I would, perhaps presumptuously, recommend the Intermeshing configuration for consideration, in conjunction with the Coaxial during your preliminary design process. In the minds of most people the Intermeshing configuration is perceived a craft with a 'soft and mushy' control, but with a good lift. This is due to the direction that Kaman took the configuration. It is not due to
Flettner, nor to
Kellett's aspirations.
As you probably know, Prouty mentions the "Synchropter" in his book 'Military Helicopter Design Technology'. His short review of the configuration is interesting, however it does not assess the configuration in the light of today's requirements and technological advancements. I would not fault Prouty, since knowledge of the intermeshing configuration has been very limited, however his last paragraph needs some expansion.
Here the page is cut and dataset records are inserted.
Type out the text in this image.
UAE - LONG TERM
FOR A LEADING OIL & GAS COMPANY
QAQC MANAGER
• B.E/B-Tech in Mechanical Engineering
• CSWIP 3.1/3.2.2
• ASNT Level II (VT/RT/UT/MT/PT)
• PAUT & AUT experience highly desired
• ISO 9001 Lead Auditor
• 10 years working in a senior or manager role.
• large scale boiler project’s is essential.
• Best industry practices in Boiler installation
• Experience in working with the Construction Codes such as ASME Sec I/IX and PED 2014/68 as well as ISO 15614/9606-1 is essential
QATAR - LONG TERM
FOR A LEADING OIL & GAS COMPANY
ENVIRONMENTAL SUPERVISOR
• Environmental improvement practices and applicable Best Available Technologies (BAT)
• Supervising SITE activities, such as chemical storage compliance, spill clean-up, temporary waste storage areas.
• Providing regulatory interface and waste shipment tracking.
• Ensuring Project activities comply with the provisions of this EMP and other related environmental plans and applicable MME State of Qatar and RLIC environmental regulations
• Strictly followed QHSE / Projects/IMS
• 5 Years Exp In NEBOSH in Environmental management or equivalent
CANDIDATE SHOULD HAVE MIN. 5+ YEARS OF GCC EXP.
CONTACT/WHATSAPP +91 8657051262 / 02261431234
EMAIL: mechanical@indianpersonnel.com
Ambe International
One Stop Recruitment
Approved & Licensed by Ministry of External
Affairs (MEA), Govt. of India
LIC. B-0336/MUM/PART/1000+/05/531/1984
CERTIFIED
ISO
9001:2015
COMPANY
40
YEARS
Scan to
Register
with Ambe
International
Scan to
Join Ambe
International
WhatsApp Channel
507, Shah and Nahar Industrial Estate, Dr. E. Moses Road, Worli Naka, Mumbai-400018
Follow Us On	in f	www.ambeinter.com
In addition to the yaw control situation in autorotation, which is shared with the coaxial, he says;
"Another problem for the synchropter is the difficulty in using more than two blades on each rotor because of the blade strike problems. This is one of the reasons that the three-bladed Kellett synchropters were not successful.".
~~ The Kellett 3-bladed XR-10 crashed when a pitch link failed, killing the pilot, Dave Driskill. The mechanic who parachuted out of the craft and survived reported the situation.
~~ In addition, from The Luftwaffe Profiles Series No.6 on the Flettner Fl-282;
"two three-blade rotors - was tried out on the test bed. It proved to run extraordinarily smoothly, however this was not a consideration for military use."
~~ My opinion; Today's ability to have extremely rigid rotors makes it possible to produce 3-bladed Intermeshing rotors; and within certain spatial constraints it should be possible to produce 4-bladed Intermeshing rotors.
Just some thoughts for consideration when looking for the very best.
Dave